OK a little on the market from Tonkinwise’s “How We Intend to Future:” “Speculative designs must work homeopathically with the same language of desire and imagination as market-let product design but in order to constitute the very alternative futures that market-led product design refuses” (181). Here, I think, we run into an argument that we have been having in class this whole semester: what kind of audience is design fiction attempting to reach and what tools is it using to get there? Even the idea that reaching a wide audience is connected inherently to an idea’s value seems to employ the same flawed logic of, “if they buy it, then it’s good” or “75 million NASCAR fans can’t be wrong,” or, you know, vise-versa.

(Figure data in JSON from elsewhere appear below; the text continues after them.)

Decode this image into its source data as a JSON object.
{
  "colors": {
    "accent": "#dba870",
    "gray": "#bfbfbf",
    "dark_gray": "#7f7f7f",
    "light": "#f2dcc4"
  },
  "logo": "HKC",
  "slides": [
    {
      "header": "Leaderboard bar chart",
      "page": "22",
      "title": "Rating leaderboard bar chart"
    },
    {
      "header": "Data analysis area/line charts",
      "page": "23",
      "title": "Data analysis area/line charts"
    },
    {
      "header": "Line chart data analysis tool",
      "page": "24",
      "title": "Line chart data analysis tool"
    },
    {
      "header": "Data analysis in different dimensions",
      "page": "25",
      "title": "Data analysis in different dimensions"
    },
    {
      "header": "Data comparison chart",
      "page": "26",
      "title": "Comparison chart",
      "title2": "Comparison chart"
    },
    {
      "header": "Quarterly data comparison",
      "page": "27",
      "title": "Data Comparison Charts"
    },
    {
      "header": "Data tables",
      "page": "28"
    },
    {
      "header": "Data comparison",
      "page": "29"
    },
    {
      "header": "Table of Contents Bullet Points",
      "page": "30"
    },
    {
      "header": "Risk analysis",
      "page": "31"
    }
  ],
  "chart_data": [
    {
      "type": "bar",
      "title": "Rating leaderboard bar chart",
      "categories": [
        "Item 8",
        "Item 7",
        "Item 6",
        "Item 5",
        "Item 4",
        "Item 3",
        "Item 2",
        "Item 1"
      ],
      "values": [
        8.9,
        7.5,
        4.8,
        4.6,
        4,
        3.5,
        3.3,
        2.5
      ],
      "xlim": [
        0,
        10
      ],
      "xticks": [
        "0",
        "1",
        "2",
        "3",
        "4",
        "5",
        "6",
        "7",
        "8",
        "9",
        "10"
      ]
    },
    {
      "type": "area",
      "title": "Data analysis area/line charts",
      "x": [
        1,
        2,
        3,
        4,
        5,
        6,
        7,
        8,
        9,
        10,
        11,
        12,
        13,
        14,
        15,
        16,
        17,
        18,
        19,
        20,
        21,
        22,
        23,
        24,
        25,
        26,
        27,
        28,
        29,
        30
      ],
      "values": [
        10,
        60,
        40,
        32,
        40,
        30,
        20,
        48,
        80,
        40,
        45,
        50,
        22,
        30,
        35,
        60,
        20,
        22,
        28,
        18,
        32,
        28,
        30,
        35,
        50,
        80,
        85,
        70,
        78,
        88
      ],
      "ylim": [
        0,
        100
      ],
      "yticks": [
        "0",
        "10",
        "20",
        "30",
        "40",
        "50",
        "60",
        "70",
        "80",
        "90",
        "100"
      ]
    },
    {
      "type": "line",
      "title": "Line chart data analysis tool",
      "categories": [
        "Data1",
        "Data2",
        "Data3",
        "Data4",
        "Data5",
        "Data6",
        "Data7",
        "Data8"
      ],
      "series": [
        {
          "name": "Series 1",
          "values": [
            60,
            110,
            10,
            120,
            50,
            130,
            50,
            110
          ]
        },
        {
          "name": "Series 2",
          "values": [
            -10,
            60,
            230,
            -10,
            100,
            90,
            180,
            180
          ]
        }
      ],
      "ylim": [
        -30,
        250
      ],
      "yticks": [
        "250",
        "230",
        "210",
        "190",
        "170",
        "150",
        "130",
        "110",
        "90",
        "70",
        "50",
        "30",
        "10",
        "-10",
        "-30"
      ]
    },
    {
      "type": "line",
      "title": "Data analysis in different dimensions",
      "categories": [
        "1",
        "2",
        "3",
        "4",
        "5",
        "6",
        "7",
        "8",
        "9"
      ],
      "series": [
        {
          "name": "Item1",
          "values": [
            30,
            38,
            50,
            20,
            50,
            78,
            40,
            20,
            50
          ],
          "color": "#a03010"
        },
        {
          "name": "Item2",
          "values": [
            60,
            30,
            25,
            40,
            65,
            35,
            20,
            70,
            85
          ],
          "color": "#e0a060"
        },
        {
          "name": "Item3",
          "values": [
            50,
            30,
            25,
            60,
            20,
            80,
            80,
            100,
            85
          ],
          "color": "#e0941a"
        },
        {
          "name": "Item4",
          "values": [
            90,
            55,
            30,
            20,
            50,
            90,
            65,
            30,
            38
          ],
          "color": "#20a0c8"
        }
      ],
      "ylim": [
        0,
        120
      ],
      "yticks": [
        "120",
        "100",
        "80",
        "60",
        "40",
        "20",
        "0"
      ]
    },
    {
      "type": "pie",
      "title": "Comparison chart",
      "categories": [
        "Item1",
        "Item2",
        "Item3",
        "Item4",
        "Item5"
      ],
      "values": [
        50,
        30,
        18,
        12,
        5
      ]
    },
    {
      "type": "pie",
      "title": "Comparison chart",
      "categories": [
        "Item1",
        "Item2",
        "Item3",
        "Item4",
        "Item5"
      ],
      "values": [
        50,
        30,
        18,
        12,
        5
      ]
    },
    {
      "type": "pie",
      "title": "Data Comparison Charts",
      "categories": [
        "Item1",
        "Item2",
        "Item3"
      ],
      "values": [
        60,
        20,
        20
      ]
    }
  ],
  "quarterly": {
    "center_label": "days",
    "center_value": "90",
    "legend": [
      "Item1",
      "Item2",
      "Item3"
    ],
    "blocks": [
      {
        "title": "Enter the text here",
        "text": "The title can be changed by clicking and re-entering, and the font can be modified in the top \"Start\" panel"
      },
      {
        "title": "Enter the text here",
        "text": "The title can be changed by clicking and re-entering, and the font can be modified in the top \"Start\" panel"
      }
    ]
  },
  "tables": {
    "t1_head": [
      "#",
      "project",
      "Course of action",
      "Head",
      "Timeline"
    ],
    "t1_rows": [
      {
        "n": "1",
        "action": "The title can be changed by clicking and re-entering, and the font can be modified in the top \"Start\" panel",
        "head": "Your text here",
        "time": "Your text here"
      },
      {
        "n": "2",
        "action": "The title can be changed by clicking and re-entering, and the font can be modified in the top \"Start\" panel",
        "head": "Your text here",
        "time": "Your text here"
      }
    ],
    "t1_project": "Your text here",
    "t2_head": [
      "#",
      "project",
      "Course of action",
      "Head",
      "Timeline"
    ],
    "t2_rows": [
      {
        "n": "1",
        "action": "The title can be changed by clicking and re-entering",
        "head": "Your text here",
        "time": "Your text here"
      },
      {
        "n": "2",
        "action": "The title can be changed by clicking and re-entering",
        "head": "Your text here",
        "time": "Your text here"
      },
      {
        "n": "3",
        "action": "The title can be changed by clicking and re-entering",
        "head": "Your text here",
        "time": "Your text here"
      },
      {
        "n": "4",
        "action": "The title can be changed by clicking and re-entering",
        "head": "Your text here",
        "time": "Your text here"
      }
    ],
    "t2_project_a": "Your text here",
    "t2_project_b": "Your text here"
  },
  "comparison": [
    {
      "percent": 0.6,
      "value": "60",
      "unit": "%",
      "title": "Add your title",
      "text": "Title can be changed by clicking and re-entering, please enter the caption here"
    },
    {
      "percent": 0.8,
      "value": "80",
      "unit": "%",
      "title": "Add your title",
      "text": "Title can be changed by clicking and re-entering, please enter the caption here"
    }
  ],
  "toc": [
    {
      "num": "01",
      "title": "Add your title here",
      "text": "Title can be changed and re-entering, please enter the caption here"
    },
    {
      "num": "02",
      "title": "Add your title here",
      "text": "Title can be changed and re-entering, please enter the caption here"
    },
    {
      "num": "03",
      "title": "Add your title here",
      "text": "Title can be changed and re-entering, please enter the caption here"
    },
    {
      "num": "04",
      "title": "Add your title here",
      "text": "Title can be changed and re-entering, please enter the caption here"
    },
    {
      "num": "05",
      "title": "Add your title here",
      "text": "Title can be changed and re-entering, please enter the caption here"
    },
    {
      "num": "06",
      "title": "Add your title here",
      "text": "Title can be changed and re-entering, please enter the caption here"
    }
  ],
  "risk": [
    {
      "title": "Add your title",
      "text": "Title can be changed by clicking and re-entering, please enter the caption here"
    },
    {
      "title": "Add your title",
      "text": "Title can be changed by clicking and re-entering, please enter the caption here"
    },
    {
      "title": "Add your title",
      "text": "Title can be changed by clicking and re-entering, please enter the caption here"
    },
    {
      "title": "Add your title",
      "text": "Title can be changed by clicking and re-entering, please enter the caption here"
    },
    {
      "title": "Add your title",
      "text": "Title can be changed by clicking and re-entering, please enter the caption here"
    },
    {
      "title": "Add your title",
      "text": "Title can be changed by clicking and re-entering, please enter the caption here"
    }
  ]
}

So can we or should we reframe the question of appeal? Because not any kind of appeal can carry any kind of idea, and the ideas that we may want to convey, say, of “positively affirmed” futures may not be able to travel via the same “sexy” traditional means of appeal (to use Tonkinwise’s example, of high end fashion aesthetics, or noir aesthetics), nor, perhaps, should they. But then what do we have available to reach an audience? Or should this kind of mass appeal even be a priority? The problem is, finally, as Tonkinwise also suggests, that DnR offer no real theory of change—how is shopping our way to better futures actually going to change anything of the larger context?

Power of Eight

The best thing about Hand and Jain’s “Power of Eight” project and article is the practical advice that extends beyond the challenges of co-design and normal group work by considering working wit ha group which has even less commonality among members, necessarily, than one would find in other design projects. It’s a reminder that in thinking about non traditional forms of design, it will reflect back on everyday practice in important ways. Bringing in a truly interdisciplinary team to work in the context of design where the participants have a different state of mind than other diverse situations like co-design or participatory design: they have volunteered, yes, but still do not have the same kind of investment.

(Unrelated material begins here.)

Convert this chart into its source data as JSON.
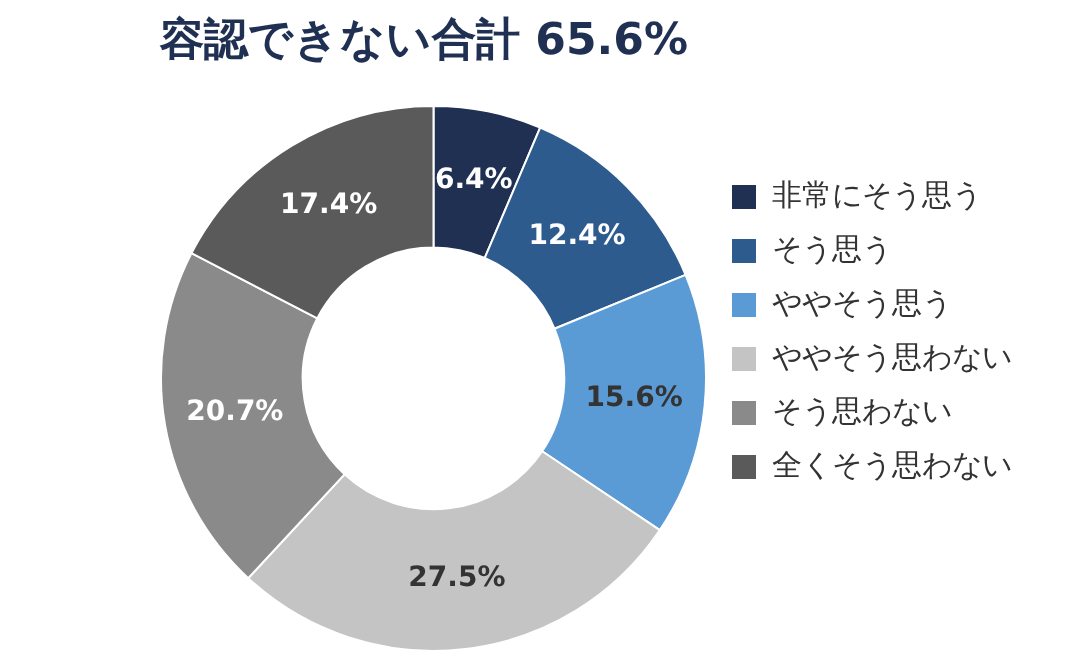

Jain describes using visualization and storytelling processes not to “build consensus” but rather to find common ground. Setting these kind of priorities and expectations for people with different sets of values seems critical: you cannot expect the same kinds of progress when you have an interdisciplinary team; things must function differently. Yet, the team remains grounded in design methodology as the common meeting point. It would be interesting to know how the process would have looked differently if the methods shaping the project had, themselves, been an interdisciplinary mix stemming from the expertise of the participants rather than all design-style activities in which many forms of expertise participated.
These are lessons and distinctions that can feed back into all types of design practice: when do we need to build consensus and when do we just need to reach a common ground? When do we need to operate within uncertainty and when do we really need to embrace new kinds of messy and organic processes? These are questions from the avant garde of collaborative DIY futuring, but they reflect tensions already evident in all modes of design.